The students looked as if they could be getting ready for a Harry Styles concert, sprawled out across the carpet in the University of South Dakota’s student center. Early 2000s pop music flowed as they spent the evening hunched over poster boards and deconstructed cardboard boxes, chatting, shaking paint pens and passing around bags of plastic gemstones and faux flowers.

But a closer look through the rhinestones and bright paint revealed fury, not fandom. Their signs read, “You cut off my reproductive rights, should we cut off yours?” and “The hardest decision a person can make isn’t yours.”

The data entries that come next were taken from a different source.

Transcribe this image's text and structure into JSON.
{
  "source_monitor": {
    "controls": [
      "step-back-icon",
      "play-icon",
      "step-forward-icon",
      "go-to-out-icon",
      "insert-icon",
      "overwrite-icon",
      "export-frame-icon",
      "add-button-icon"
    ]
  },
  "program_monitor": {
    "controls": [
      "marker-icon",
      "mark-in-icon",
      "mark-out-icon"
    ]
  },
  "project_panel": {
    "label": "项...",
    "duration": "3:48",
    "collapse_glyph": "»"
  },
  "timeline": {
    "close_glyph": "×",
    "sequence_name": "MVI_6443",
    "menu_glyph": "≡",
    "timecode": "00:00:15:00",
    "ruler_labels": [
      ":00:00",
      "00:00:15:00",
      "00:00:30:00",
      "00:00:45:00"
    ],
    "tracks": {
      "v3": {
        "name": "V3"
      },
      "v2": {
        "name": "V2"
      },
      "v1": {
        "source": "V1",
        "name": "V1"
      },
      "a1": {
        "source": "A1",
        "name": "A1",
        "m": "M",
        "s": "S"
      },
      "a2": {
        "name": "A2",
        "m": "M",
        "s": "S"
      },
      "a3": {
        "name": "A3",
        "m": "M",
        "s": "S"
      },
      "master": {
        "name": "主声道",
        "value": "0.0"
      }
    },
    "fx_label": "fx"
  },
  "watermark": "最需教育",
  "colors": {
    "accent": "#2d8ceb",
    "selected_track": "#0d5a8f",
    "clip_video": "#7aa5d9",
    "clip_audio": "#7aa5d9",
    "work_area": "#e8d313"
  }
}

Preparing for a march across campus to protest the recent Supreme Court decision that triggered a near-total abortion ban in their state, the students encouraged one another to avoid the use of gendered language for people who get abortions and think carefully before using images like clothes hangers on their signs.

While they worked, Lexi McKee-Hemenway — wearing cargo pants, a tank top and sparkly silver eye shadow — made her way through the group with a spiral notebook, seeking fellow students who wanted to take leadership roles in the university’s Students for Reproductive Rights group, which she said has roughly doubled in size, to 30 members, since last year.

McKee-Hemenway, the group’s president, is among college students across the country who are frantically advocating for changes in policy and laws to make abortion legal again, while also trying to help those who may need an abortion in the meantime. Working on both goals at the same time can be daunting.

“That’s all very scary, it’s very dystopian,” McKee-Hemenway said. “There are still resources, and there are people that will help them get those resources. It is hard, but we will make it happen.”

South Dakota is one of 14 states that have banned abortions with few exceptions as of late September; like South Dakota, most had “trigger laws” designed to take effect once the Supreme Court overturned Roe v. Wade. A number of other states’ bans are still being contested in state courts.

South Dakota’s law, passed in 2005, is among the most rigid in the country, prohibiting abortion procedures, abortion pill prescriptions even by telemedicine and allowing no exceptions for pregnancies caused by rape or incest. Since then, two attempts to ban abortion by amending the state constitution have been made; both failed, but about 45 percent of voters supported them.